[Cinéma en salle] Les Indes Galantes, documentaire de Philippe Béziat (2021)

avec le plasticien Clément Cogitore, le chef Leonardo Garcia Alarcón et la chorégraphe Bintou Dembélé (108 mn)

Ce documentaire de haut vol n’est pas un paradoxe prés. Il suit la création du spectacle Les Indes Galantes à l’opéra de Paris qui souligne la richesse de l’apport de l’immigration, avec des ballets revisité par la danse urbaine. 

L’incroyable pari de l’Opéra de Paris

Quelles étaient les intentions de l’Opéra Bastille en confiant la mise en scène des Indes Galantes l’opéra ballet de Jean-Philippe Rameau à un créateur tel que Clément Cogitore (voir Singulars) ? Réalisateur de plusieurs court-métrages récompensés et montrés dans de nombreuses expositions d’art contemporain, il est l’auteur d’un unique long-métrage remarqué. Ni le ciel ni la terre raconte la disparition mystérieuse de soldats français postés en Afghanistan alors qu’ils s’apprêtent à un retrait. Traité à la façon d’un huis clos confiné dans un désert rocailleux, la mise en scène déploie un propos fantastique allié aux technologies modernes de détection, en particulier la vision nocturne.

Nous pouvons légitimement penser qu’il était audacieux  de la part des commanditaires de l’Opéra Bastille de faire appel pour mettre en scène un opéra baroque à un plasticien qui revendique un mode opératoire plutôt personnel : « établir des règles très précises et, au milieu, laisser des éléments incontrôlables, pariant sur le fait que cela produira du sens et de la forme. »

Oeuvre moderne en son temps à laquelle il fallait sans doute redonner un gage de modernité.

Ce pari a fait l’objet d’un documentaire qui raconte la gestation et l’aboutissement du spectacle. Réalisé par Philippe Béziat, cinéaste rompu à ce genre d’exercice (Pelléas et Mélisande, le Chant des Aveugles ou encore Traviata et Nous), nous pouvons d’entrée à tous points de vue affirmer que le résultat est admirable.
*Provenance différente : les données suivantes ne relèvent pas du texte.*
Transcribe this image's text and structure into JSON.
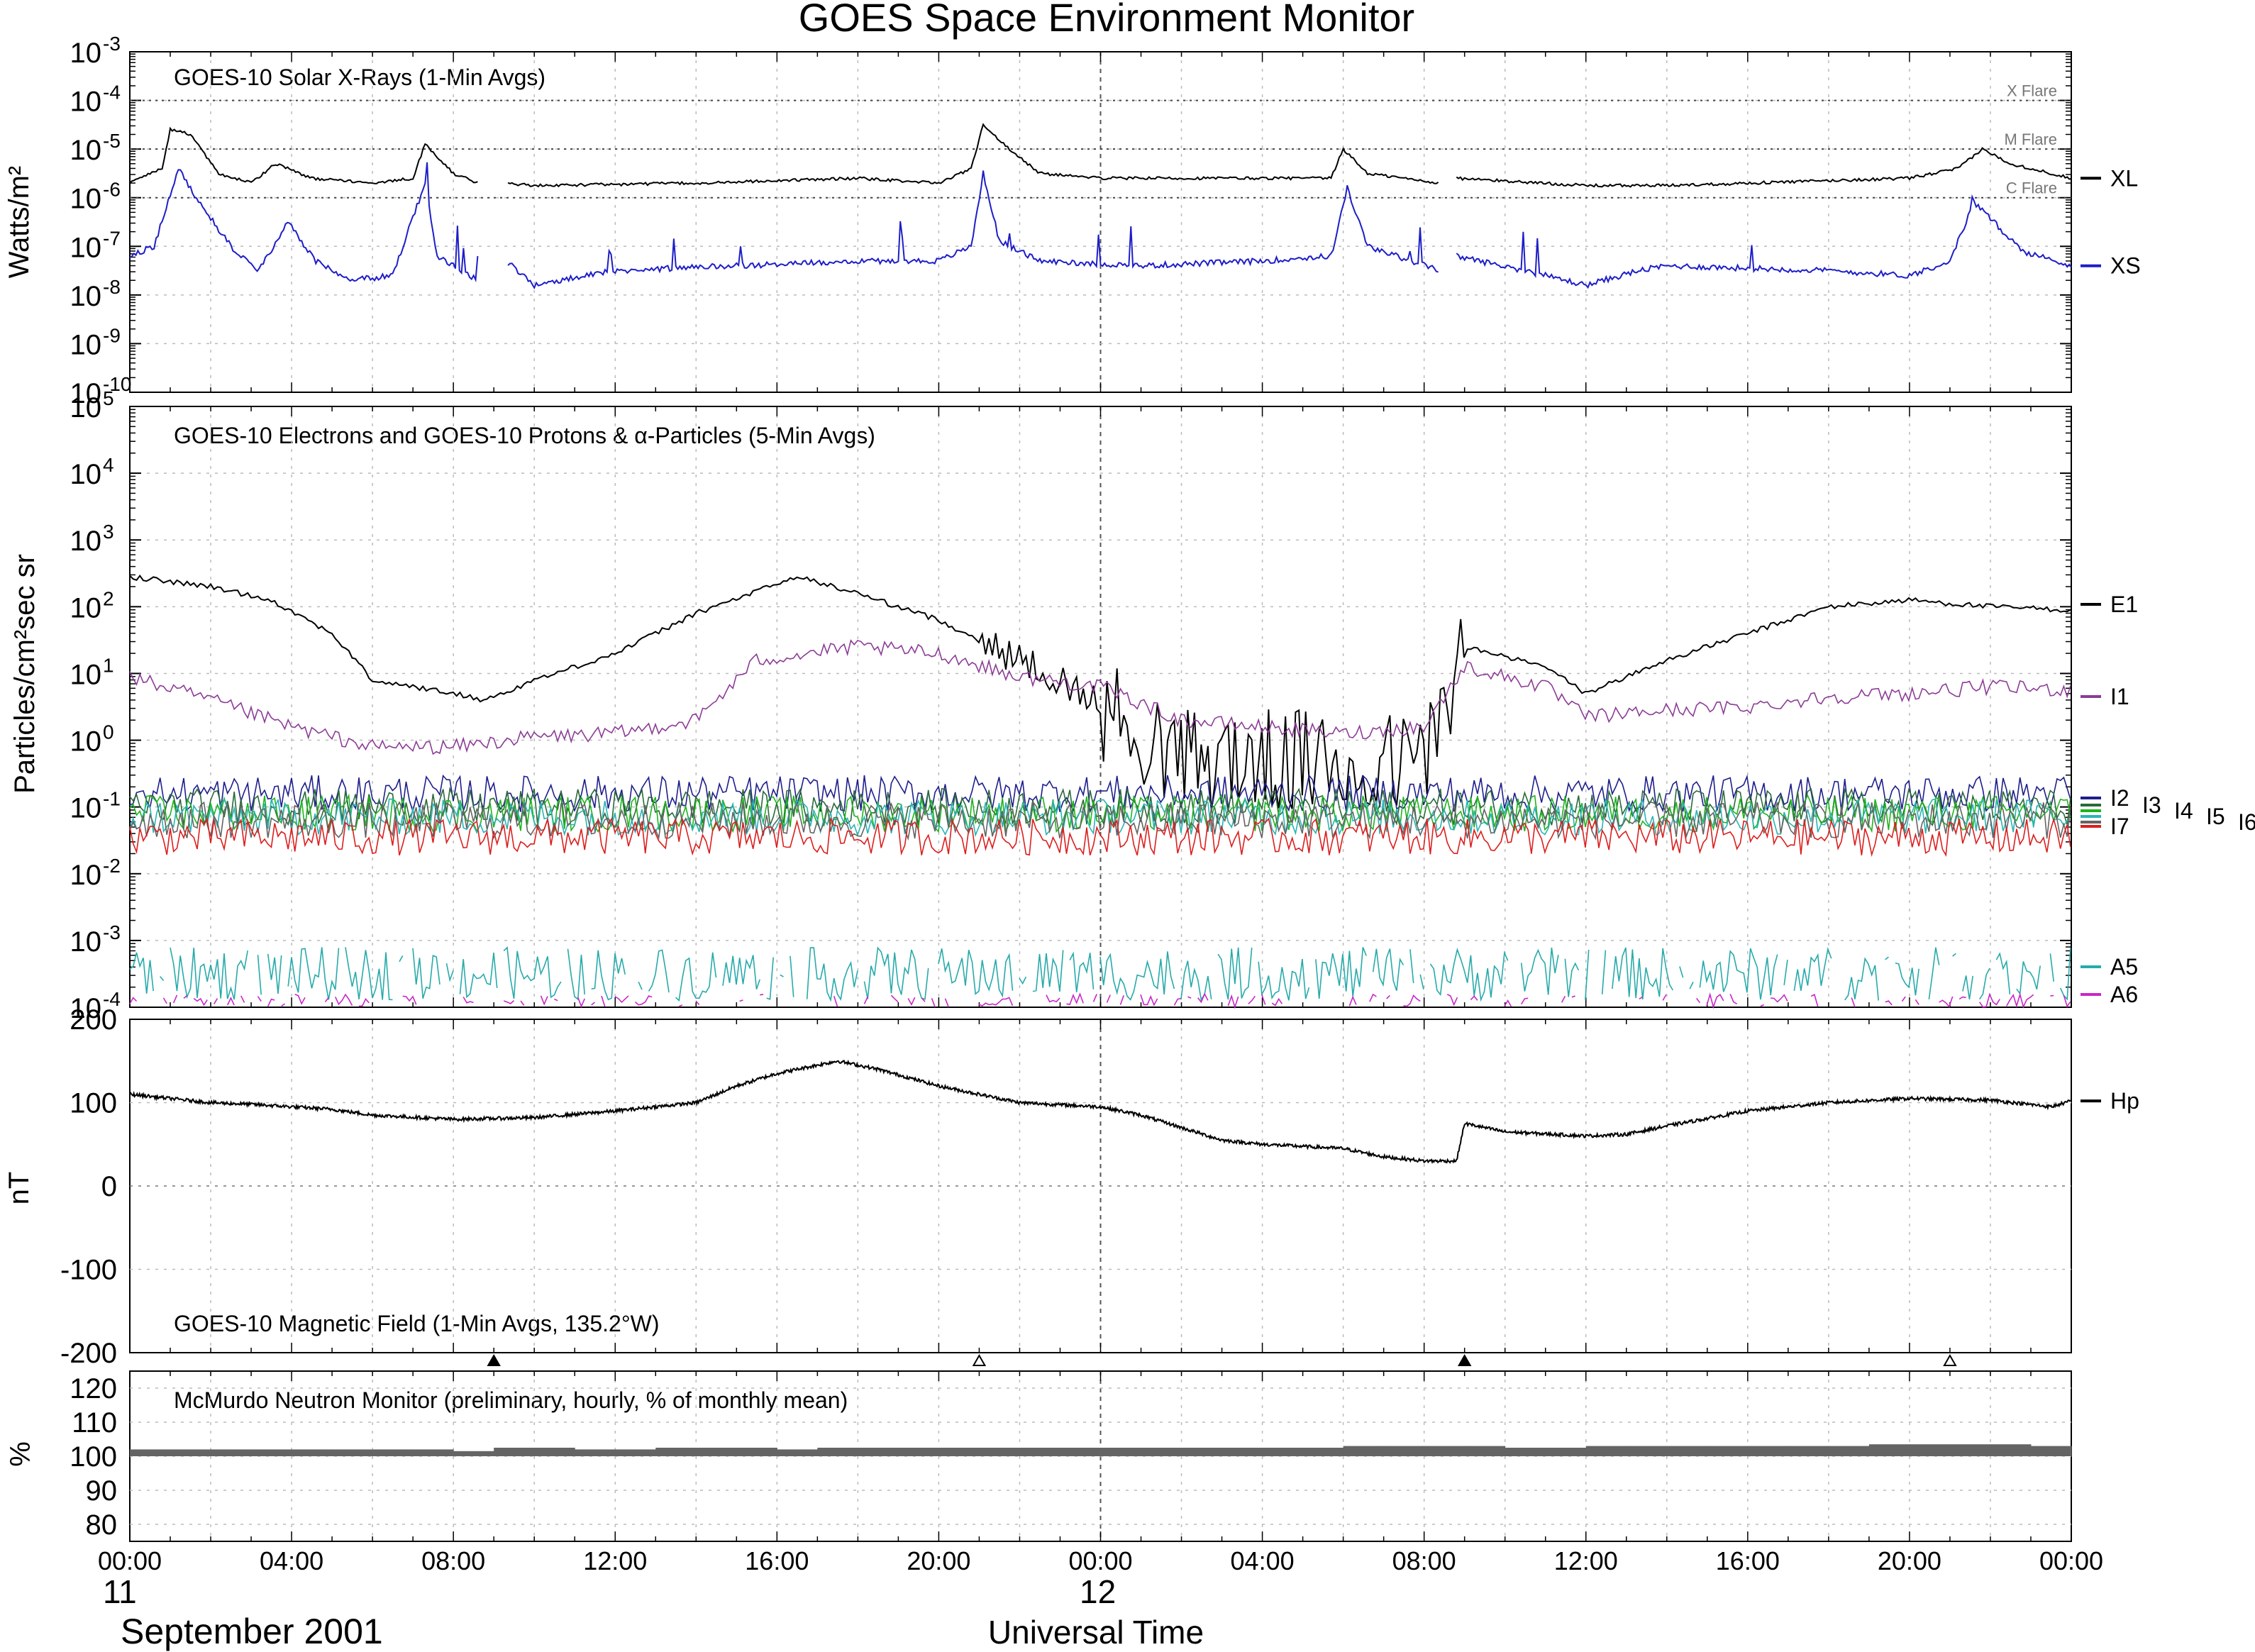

Des premières répétitions à la représentation finale tout en suivant le parcours de certains danseurs de la troupe, nous assistons à une mise en abyme du spectacle.

Que raconte l’opéra Les Indes Galantes ?

Entre un prologue et quatre tableaux, sous-titré Ballet héroïque, il s’agit d’un somptueux spectacle qui déploie des décors mirifiques et des costumes idoines. L’intrigue, quant à elle en son temps prétexte au divertissement, sert aujourd’hui un à-propos tout à fait contemporain. Une défense de l’universalisme soulignée par une prise de position en faveur de l’intégration dans nos contrées d’une immigration de toute origine. En bousculant la matière originelle, Cogitore illustre les tentatives désespérées de gagner des terres plus florissantes de gens issus de pays où règnent le chaos et la misère.
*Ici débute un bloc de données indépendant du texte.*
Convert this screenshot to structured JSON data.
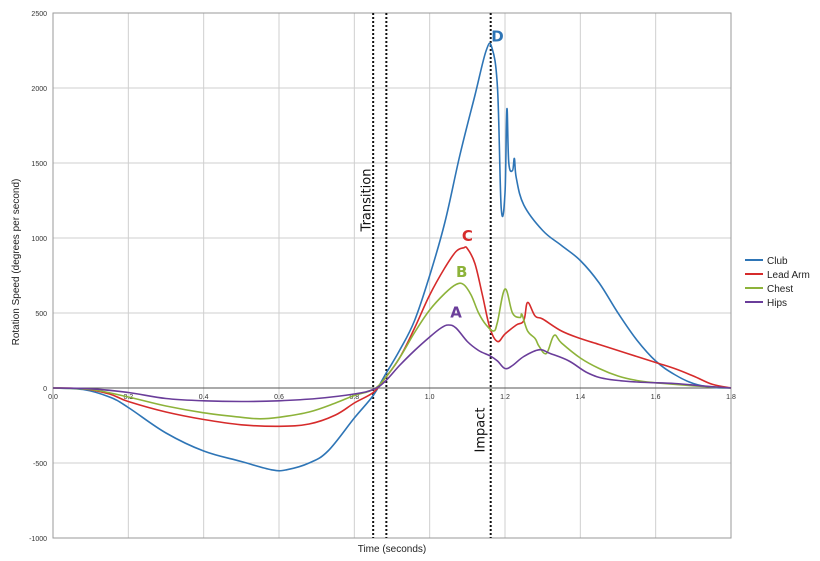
{
  "chart_data": {
    "type": "line",
    "xlabel": "Time (seconds)",
    "ylabel": "Rotation Speed (degrees per second)",
    "xlim": [
      0,
      1.8
    ],
    "ylim": [
      -1000,
      2500
    ],
    "x_ticks": [
      "0.0",
      "0.2",
      "0.4",
      "0.6",
      "0.8",
      "1.0",
      "1.2",
      "1.4",
      "1.6",
      "1.8"
    ],
    "y_ticks": [
      "2500",
      "2000",
      "1500",
      "1000",
      "500",
      "0",
      "-500",
      "-1000"
    ],
    "grid": true,
    "legend_position": "right",
    "series": [
      {
        "name": "Club",
        "color": "#2e75b6",
        "points": [
          [
            0.0,
            0
          ],
          [
            0.08,
            -10
          ],
          [
            0.15,
            -60
          ],
          [
            0.2,
            -130
          ],
          [
            0.3,
            -300
          ],
          [
            0.4,
            -420
          ],
          [
            0.5,
            -490
          ],
          [
            0.58,
            -545
          ],
          [
            0.62,
            -545
          ],
          [
            0.68,
            -500
          ],
          [
            0.73,
            -420
          ],
          [
            0.8,
            -200
          ],
          [
            0.85,
            -50
          ],
          [
            0.88,
            80
          ],
          [
            0.92,
            250
          ],
          [
            0.96,
            450
          ],
          [
            1.0,
            750
          ],
          [
            1.04,
            1100
          ],
          [
            1.08,
            1550
          ],
          [
            1.12,
            1950
          ],
          [
            1.15,
            2250
          ],
          [
            1.165,
            2270
          ],
          [
            1.18,
            2000
          ],
          [
            1.19,
            1200
          ],
          [
            1.2,
            1300
          ],
          [
            1.205,
            1860
          ],
          [
            1.21,
            1500
          ],
          [
            1.22,
            1450
          ],
          [
            1.225,
            1530
          ],
          [
            1.23,
            1400
          ],
          [
            1.25,
            1220
          ],
          [
            1.3,
            1050
          ],
          [
            1.35,
            950
          ],
          [
            1.4,
            850
          ],
          [
            1.45,
            700
          ],
          [
            1.5,
            500
          ],
          [
            1.55,
            320
          ],
          [
            1.6,
            180
          ],
          [
            1.65,
            90
          ],
          [
            1.7,
            30
          ],
          [
            1.75,
            5
          ],
          [
            1.8,
            0
          ]
        ]
      },
      {
        "name": "Lead Arm",
        "color": "#d62b2b",
        "points": [
          [
            0.0,
            0
          ],
          [
            0.08,
            -5
          ],
          [
            0.15,
            -40
          ],
          [
            0.2,
            -90
          ],
          [
            0.3,
            -160
          ],
          [
            0.4,
            -210
          ],
          [
            0.5,
            -245
          ],
          [
            0.6,
            -255
          ],
          [
            0.68,
            -240
          ],
          [
            0.75,
            -180
          ],
          [
            0.8,
            -100
          ],
          [
            0.85,
            -30
          ],
          [
            0.88,
            60
          ],
          [
            0.92,
            200
          ],
          [
            0.96,
            400
          ],
          [
            1.0,
            620
          ],
          [
            1.04,
            800
          ],
          [
            1.07,
            910
          ],
          [
            1.09,
            935
          ],
          [
            1.1,
            930
          ],
          [
            1.12,
            830
          ],
          [
            1.14,
            620
          ],
          [
            1.16,
            400
          ],
          [
            1.18,
            310
          ],
          [
            1.2,
            360
          ],
          [
            1.23,
            420
          ],
          [
            1.25,
            450
          ],
          [
            1.26,
            570
          ],
          [
            1.28,
            480
          ],
          [
            1.3,
            460
          ],
          [
            1.35,
            380
          ],
          [
            1.4,
            330
          ],
          [
            1.45,
            290
          ],
          [
            1.5,
            250
          ],
          [
            1.55,
            210
          ],
          [
            1.6,
            170
          ],
          [
            1.65,
            130
          ],
          [
            1.7,
            80
          ],
          [
            1.75,
            25
          ],
          [
            1.8,
            0
          ]
        ]
      },
      {
        "name": "Chest",
        "color": "#8db33a",
        "points": [
          [
            0.0,
            0
          ],
          [
            0.1,
            -10
          ],
          [
            0.2,
            -60
          ],
          [
            0.3,
            -120
          ],
          [
            0.4,
            -165
          ],
          [
            0.5,
            -195
          ],
          [
            0.55,
            -205
          ],
          [
            0.6,
            -195
          ],
          [
            0.68,
            -160
          ],
          [
            0.75,
            -100
          ],
          [
            0.8,
            -50
          ],
          [
            0.85,
            -10
          ],
          [
            0.88,
            60
          ],
          [
            0.92,
            200
          ],
          [
            0.96,
            370
          ],
          [
            1.0,
            520
          ],
          [
            1.04,
            630
          ],
          [
            1.07,
            690
          ],
          [
            1.09,
            690
          ],
          [
            1.11,
            620
          ],
          [
            1.13,
            500
          ],
          [
            1.15,
            420
          ],
          [
            1.17,
            380
          ],
          [
            1.18,
            440
          ],
          [
            1.2,
            660
          ],
          [
            1.22,
            500
          ],
          [
            1.24,
            470
          ],
          [
            1.245,
            490
          ],
          [
            1.26,
            380
          ],
          [
            1.28,
            330
          ],
          [
            1.29,
            280
          ],
          [
            1.31,
            230
          ],
          [
            1.33,
            350
          ],
          [
            1.35,
            300
          ],
          [
            1.4,
            200
          ],
          [
            1.45,
            130
          ],
          [
            1.5,
            80
          ],
          [
            1.55,
            50
          ],
          [
            1.6,
            35
          ],
          [
            1.7,
            15
          ],
          [
            1.8,
            0
          ]
        ]
      },
      {
        "name": "Hips",
        "color": "#6a3d9a",
        "points": [
          [
            0.0,
            0
          ],
          [
            0.1,
            -5
          ],
          [
            0.2,
            -30
          ],
          [
            0.3,
            -70
          ],
          [
            0.4,
            -85
          ],
          [
            0.5,
            -90
          ],
          [
            0.6,
            -85
          ],
          [
            0.7,
            -70
          ],
          [
            0.8,
            -40
          ],
          [
            0.85,
            -10
          ],
          [
            0.88,
            40
          ],
          [
            0.92,
            150
          ],
          [
            0.96,
            250
          ],
          [
            1.0,
            340
          ],
          [
            1.03,
            400
          ],
          [
            1.05,
            420
          ],
          [
            1.07,
            400
          ],
          [
            1.1,
            310
          ],
          [
            1.13,
            250
          ],
          [
            1.16,
            215
          ],
          [
            1.18,
            180
          ],
          [
            1.2,
            130
          ],
          [
            1.22,
            150
          ],
          [
            1.25,
            210
          ],
          [
            1.29,
            255
          ],
          [
            1.32,
            230
          ],
          [
            1.37,
            180
          ],
          [
            1.42,
            100
          ],
          [
            1.47,
            60
          ],
          [
            1.55,
            40
          ],
          [
            1.65,
            30
          ],
          [
            1.72,
            15
          ],
          [
            1.8,
            0
          ]
        ]
      }
    ],
    "vertical_lines": [
      {
        "x": 0.85,
        "label": ""
      },
      {
        "x": 0.885,
        "label": "Transition"
      },
      {
        "x": 1.162,
        "label": "Impact"
      }
    ],
    "annotations": [
      {
        "text": "A",
        "series": "Hips",
        "x": 1.07,
        "y": 470,
        "color": "#6a3d9a"
      },
      {
        "text": "B",
        "series": "Chest",
        "x": 1.085,
        "y": 740,
        "color": "#8db33a"
      },
      {
        "text": "C",
        "series": "Lead Arm",
        "x": 1.1,
        "y": 980,
        "color": "#d62b2b"
      },
      {
        "text": "D",
        "series": "Club",
        "x": 1.18,
        "y": 2310,
        "color": "#2e75b6"
      }
    ]
  }
}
En regardant dans les yeux les insupportables dérives de nos obsessions face à ce qu’un grand nombre d’entre nous juge inadmissible.

Afin d’apporter un sursaut de force à sa mise en scène, Clément Cogitore a convoqué la chorégraphe Bintou Dembélé et sa compagnie Rualité consacrée à la danse urbaine, en particulier le hip hop. En mélangeant les styles du krump au waacking, en passant par le voguing ou encore le bboying et le break, la force du propos est décuplée. La troupe de 30 danseurs, pour la très grande majorité d’entre eux issus de l’immigration apporte une fraîcheur et une puissance saisissante au spectacle. Le public ne s’y d’ailleurs pas trompé en lui faisant à chacune des 20 représentations un triomphe. Ceci malgré quelques critiques dont une douteuse qui perd son sens de la mesure, citée par l’impeccable et très mécontent à ce sujet directeur musical Leonardo García Alarcón. “Pourquoi payer 200€ pour voir des danseurs à qui on ne donnerait que quelques centimes dans la rue?” Emblématique du chemin qu’il reste à parcourir dans ce pays pour ouvrir ses écoutilles.

Cette réflexion d’une bêtise abyssale donne d’autant plus de poids à l’apport du documentaire. Par un effet miroir il recueille le témoignage des danseurs qui tous racontent la même histoire, je suis issu d’un ailleurs mais je suis français et fier d’appartenir à cette communauté.

En s’appropriant les codes d’un opéra tel que Les Indes Galantes, en s’extasiant devant sa beauté musicale et harmonique, ils parcourent un chemin d’autant plus étendu que celui que nous devrions faire pour aller à leur rencontre.
Ce n’est pas la moindre des leçons à tirer de ce film revigorant.